In the 18th century, the wealthy owner of a sprawling Havana sugar plantation gives in to a misguided whim. As Holy Week approaches, he decides to host his own Last Supper, appointing himself as Christ and a dozen downtrodden slaves as the apostles. Held on Maundy Thursday, his re-enactment is a precarious proposition from the outset. At first, it offers Alea ample opportunity for comedy, as the pompous master cleans and flinchingly kisses the feet of the bemused slaves before taking to the table.
During the lavish meal itself the master shamelessly dishes out self-righteous rhetoric while his slaves throw themselves upon their food. Facing their intermittent recriminations, he resorts to nonsensical logic to explain the social structure of the plantation.
The majority of Alea’s picture takes place at the dinner table.

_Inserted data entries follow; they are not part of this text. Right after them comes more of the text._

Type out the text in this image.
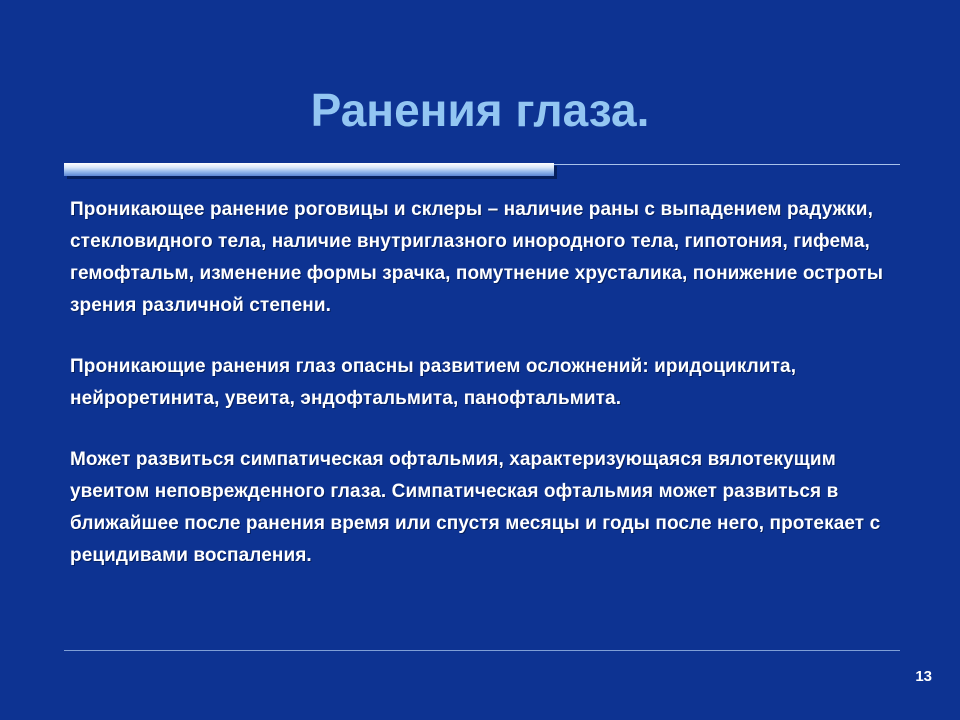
Ранения глаза.

Проникающее ранение роговицы и склеры – наличие раны с выпадением радужки, стекловидного тела, наличие внутриглазного инородного тела, гипотония, гифема, гемофтальм, изменение формы зрачка, помутнение хрусталика, понижение остроты зрения различной степени.

Проникающие ранения глаз опасны развитием осложнений: иридоциклита, нейроретинита, увеита, эндофтальмита, панофтальмита.

Может развиться симпатическая офтальмия, характеризующаяся вялотекущим увеитом неповрежденного глаза. Симпатическая офтальмия может развиться в ближайшее после ранения время или спустя месяцы и годы после него, протекает с рецидивами воспаления.

13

As such, The Last Supper is predominantly a conversation piece. However, the impact of the meal reverberates on Good Friday when the slaves rebel, holding their demonic overseer hostage. The revolt incurs the wrath of their master, who unleashes the dogs and orders his ‘apostles’ beheaded. Alea’s hitherto measured pace here swiftly escalates towards a chilling, violent denouement played out to a cacophony of crazed drumbeats and impassioned chants.
The spirit of Spanish surrealist Luis Buñuel hangs in the air throughout this multifaceted allegory, as Alea sets up and swiftly shoots down a number of targets. Boasting distinctive performances across the board, The Last Supper offers a thought-provoking meditation on masterhood and servitude, freedom and bondage.
The film’s title sequence, in which Alea picks out various details of an impressive canvas, pre-empts the director’s painterly framings and his palette of delicate colours.